Still all the negativity and erroneous conclusions in the world will not stop him.

Because he IS.

He KNOWS. Do not dare persist in underestimating him. It would be amusing if it weren't so pathetic.

Despite what the Jumpers want to believe, the signposts of goals and achievements for everyone in this life do not match one another. They are not equidistant, and they are all too often not even pointing in the same direction. All human roads bend and loop and sometimes wrap clean around themselves before coming out the other end. Sometimes they come to a dead stop and start back up again. Sometimes the paths meet up along the journey, hinting at similarity, the whisper of a reflection gone as quickly as a raindrop dissipates pond water into concentric ripples.

Yet lo and behold around that next corner, just past that next signpost, they jump til their knees stiffen and their backs ache and their brains bruise from crashing against their skulls. And every once in awhile, they'll fall. They'll fail. They'll break.

Because he will break them.

He will rise and they will fall.
Their conclusions inaccurate, their assumptions flawed, flimsy, lazy.
Their expectations of him miniscule. Sometimes nonexistent. Given with barely a breath.

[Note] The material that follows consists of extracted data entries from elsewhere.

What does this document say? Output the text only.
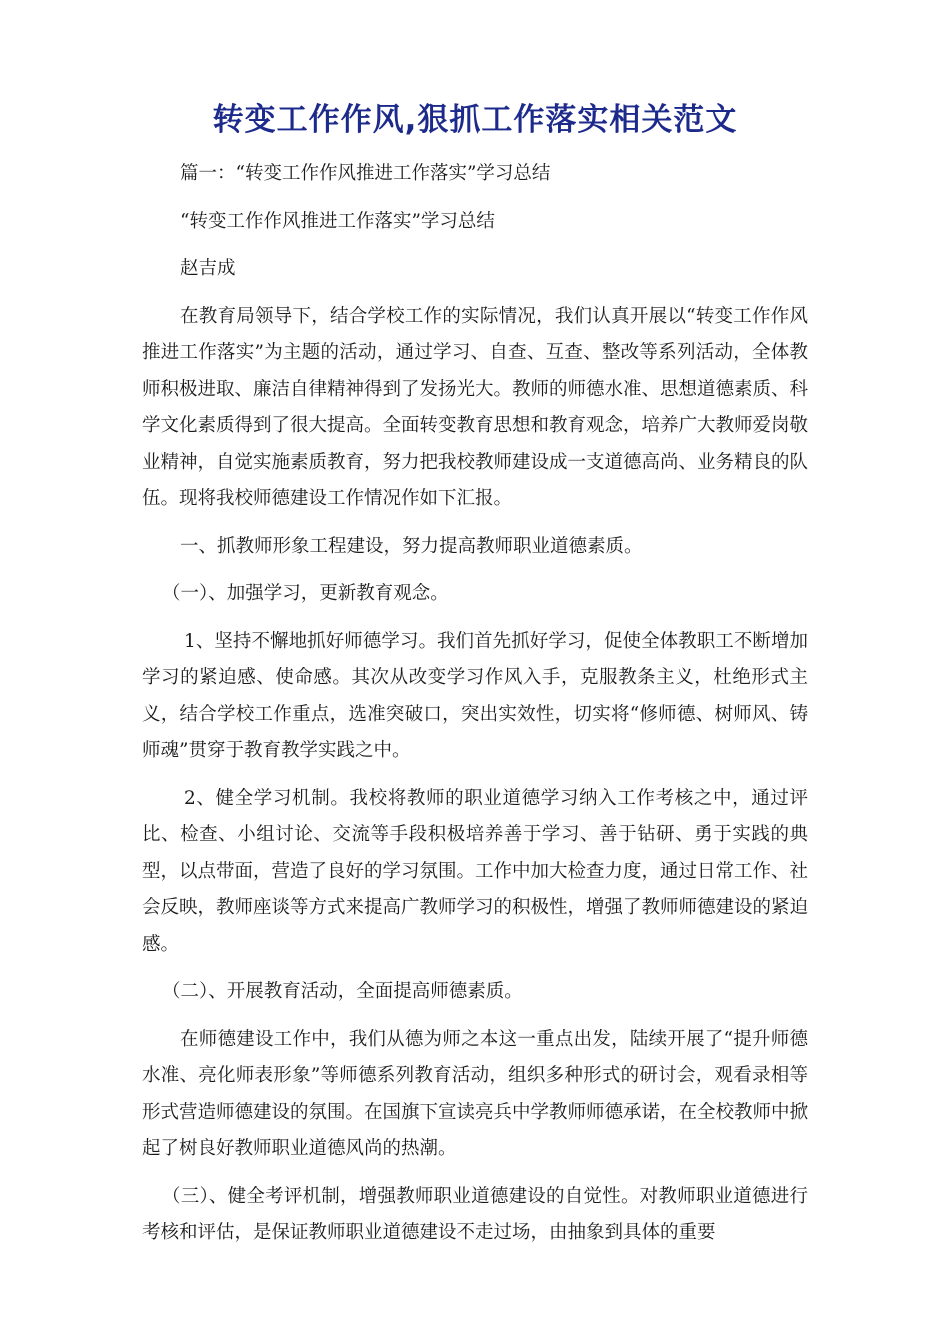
转变工作作风,狠抓工作落实相关范文

篇一：“转变工作作风推进工作落实”学习总结

“转变工作作风推进工作落实”学习总结

赵吉成

在教育局领导下，结合学校工作的实际情况，我们认真开展以“转变工作作风推进工作落实”为主题的活动，通过学习、自查、互查、整改等系列活动，全体教师积极进取、廉洁自律精神得到了发扬光大。教师的师德水准、思想道德素质、科学文化素质得到了很大提高。全面转变教育思想和教育观念，培养广大教师爱岗敬业精神，自觉实施素质教育，努力把我校教师建设成一支道德高尚、业务精良的队伍。现将我校师德建设工作情况作如下汇报。

一、抓教师形象工程建设，努力提高教师职业道德素质。

（一）、加强学习，更新教育观念。

1、坚持不懈地抓好师德学习。我们首先抓好学习，促使全体教职工不断增加学习的紧迫感、使命感。其次从改变学习作风入手，克服教条主义，杜绝形式主义，结合学校工作重点，选准突破口，突出实效性，切实将“修师德、树师风、铸师魂”贯穿于教育教学实践之中。

2、健全学习机制。我校将教师的职业道德学习纳入工作考核之中，通过评比、检查、小组讨论、交流等手段积极培养善于学习、善于钻研、勇于实践的典型，以点带面，营造了良好的学习氛围。工作中加大检查力度，通过日常工作、社会反映，教师座谈等方式来提高广教师学习的积极性，增强了教师师德建设的紧迫感。

（二）、开展教育活动，全面提高师德素质。

在师德建设工作中，我们从德为师之本这一重点出发，陆续开展了“提升师德水准、亮化师表形象”等师德系列教育活动，组织多种形式的研讨会，观看录相等形式营造师德建设的氛围。在国旗下宣读亮兵中学教师师德承诺，在全校教师中掀起了树良好教师职业道德风尚的热潮。

（三）、健全考评机制，增强教师职业道德建设的自觉性。对教师职业道德进行考核和评估，是保证教师职业道德建设不走过场，由抽象到具体的重要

“But he has a learning disability,” they say. “We don’t expect him to go far.” Flippant pity.

And you reply no.

No. Maybe he’ll go work in a theater company.
No. Maybe he'll go perform in a symphony.
No. Maybe he'll go work in IT.

He will go as far as he works to go. Unless you are the great master of the universe, I'm afraid you and your fortune telling jumping game do not apply.

Sit the hell DOWN and pay attention.

The only conclusion you are allowed to reach is that he is the master of his own fate. You and your statistics are not in charge of him. You will not succeed in underestimating him and cloaking him in your negativity.

If you had your way he'd not even exist. He does. And he will soar. Get used to it.

(jump, jump)

And they frown at you and shake their heads and call you difficult. And obstructive. And in denial. 'Our numbers say here...'

(jump, jump)

Here on the cusp of age four, we are not blinded by all that head rattling because we are on the solid ground called Reality. Called Ability We've Witnessed, and One Day at a Time. We rise and fall and rise and rise again. We expect so much more of our son than does everyone else because we have seen his intellect and his drive and his passion deliver his progress. We have witnessed him think and process and experiment. Great human beings deserve Great Expectations. We would not dare cheat him with less.

And so our goals for our son are simple: soar. Find your joy and embrace it. Find your passion and deliver it. Find your road and own it. In your time, in your way.

Own it.

We follow his lead. We watch this clever little boy who is taking a little bit longer to stop and smell the roses on his journey. And this is a problem, why? Not in our world.

(jump, jump)

This so-called 'disabled' child is every day fulfilling his unique purpose - a singular and boundless opportunity to be magnificent. Just like everyone else. One day he will look back from his place far ahead in this life and may indeed feel pity upon those who once pitied him. Pity the small-mindedness.

Dare I say I would cheer.

They can jump clear into the sky and conclude til they run out of guesses. We expect our son to blow their minds and we know he will - we've already seen it. Perhaps they should stop jumping now, take a seat, stop concluding and pay attention.

It'll be a wonderful sight to behold.